Forty-three senators voted for the Marriage Amendment (Definition and Religious Freedoms) Bill 2017, while 12 voted against it.
The moment was met with a standing ovation in the packed public and parliamentary galleries.
Senators from various parties hugged each other and cried following the vote, with some declaring it the proudest day in their parliamentary careers.
"This is the Senate's day," Liberal senator Dean Smith said shortly after. "This is a demonstration that working across the chamber ... does deliver not just good outcomes but fantastic outcomes."
Attorney-General George Brandis said he was ‘so proud of Australian democracy today, more proud than I have ever been’. It was a day to ‘rejoice in what the Australian people achieved this year’, he said.
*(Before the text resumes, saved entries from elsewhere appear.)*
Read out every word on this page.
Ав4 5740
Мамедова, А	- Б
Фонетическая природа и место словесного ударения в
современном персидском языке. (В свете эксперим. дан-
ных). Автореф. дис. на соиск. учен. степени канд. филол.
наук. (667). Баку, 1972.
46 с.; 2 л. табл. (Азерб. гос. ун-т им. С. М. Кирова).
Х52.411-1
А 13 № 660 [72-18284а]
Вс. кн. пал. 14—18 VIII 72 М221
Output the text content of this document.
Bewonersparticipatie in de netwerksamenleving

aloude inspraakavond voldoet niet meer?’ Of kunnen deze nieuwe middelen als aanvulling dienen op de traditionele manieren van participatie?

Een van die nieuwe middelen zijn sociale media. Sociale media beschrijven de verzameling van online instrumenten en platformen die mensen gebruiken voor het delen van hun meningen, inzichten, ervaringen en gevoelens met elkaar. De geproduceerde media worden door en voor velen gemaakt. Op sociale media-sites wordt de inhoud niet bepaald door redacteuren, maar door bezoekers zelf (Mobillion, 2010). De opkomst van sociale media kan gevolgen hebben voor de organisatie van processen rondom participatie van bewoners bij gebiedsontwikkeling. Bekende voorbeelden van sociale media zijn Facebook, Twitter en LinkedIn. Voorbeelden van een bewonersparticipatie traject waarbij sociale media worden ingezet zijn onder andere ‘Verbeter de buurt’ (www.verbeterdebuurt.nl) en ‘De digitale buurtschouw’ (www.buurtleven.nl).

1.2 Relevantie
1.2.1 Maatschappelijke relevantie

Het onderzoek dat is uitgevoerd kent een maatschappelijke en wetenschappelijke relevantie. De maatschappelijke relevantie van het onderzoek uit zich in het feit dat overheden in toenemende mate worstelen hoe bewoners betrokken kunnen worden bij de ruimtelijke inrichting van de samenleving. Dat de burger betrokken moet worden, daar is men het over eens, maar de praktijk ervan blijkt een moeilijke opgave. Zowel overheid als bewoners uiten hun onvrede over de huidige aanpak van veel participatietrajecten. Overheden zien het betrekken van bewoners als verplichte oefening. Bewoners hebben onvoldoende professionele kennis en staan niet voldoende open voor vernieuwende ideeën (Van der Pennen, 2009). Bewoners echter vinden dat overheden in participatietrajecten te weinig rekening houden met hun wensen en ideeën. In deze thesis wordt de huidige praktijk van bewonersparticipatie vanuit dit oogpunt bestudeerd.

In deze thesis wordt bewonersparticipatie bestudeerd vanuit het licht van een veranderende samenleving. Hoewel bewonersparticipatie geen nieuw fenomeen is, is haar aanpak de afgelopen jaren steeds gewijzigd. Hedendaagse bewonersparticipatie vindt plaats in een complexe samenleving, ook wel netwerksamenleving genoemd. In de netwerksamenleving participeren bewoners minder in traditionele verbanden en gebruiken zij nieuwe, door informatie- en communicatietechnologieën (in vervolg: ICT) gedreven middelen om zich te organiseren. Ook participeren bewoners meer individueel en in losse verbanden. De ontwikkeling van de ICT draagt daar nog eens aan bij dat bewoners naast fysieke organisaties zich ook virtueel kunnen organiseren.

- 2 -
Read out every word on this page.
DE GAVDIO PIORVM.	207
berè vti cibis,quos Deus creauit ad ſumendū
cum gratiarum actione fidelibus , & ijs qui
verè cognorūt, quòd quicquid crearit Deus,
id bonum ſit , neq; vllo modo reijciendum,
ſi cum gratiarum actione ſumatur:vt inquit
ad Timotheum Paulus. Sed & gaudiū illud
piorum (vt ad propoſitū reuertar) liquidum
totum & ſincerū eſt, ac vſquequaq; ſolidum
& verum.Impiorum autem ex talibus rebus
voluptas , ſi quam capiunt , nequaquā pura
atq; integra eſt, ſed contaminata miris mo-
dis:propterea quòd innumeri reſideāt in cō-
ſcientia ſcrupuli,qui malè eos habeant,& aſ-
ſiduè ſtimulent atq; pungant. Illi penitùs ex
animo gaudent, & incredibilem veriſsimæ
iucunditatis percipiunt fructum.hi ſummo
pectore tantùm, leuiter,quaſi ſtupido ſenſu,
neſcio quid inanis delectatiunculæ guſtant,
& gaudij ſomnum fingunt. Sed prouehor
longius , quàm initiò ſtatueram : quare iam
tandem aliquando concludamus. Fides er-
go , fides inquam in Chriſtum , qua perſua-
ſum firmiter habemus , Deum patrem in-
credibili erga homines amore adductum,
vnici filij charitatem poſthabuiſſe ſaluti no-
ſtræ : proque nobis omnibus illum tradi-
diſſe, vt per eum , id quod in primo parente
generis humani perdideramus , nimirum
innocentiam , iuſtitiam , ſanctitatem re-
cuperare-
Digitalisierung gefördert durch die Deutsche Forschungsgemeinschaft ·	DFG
Senator Smith, the first openly gay Liberal MP, helped drive the change within the Coalition and sponsored the final bill that passed the chamber essentially unchanged on Wednesday afternoon.
"We have seen in this debate how our Parliament is meant to work," he said. "The real question out of this debate is why isn't our Parliament like this more often?"
Parliamentarians from both sides had a conscience vote on the bill, and many chose to abstain, including Employment Minister Michaelia Cash, Assistant Social Services Minister Zed Seselja and One Nation leader Pauline Hanson.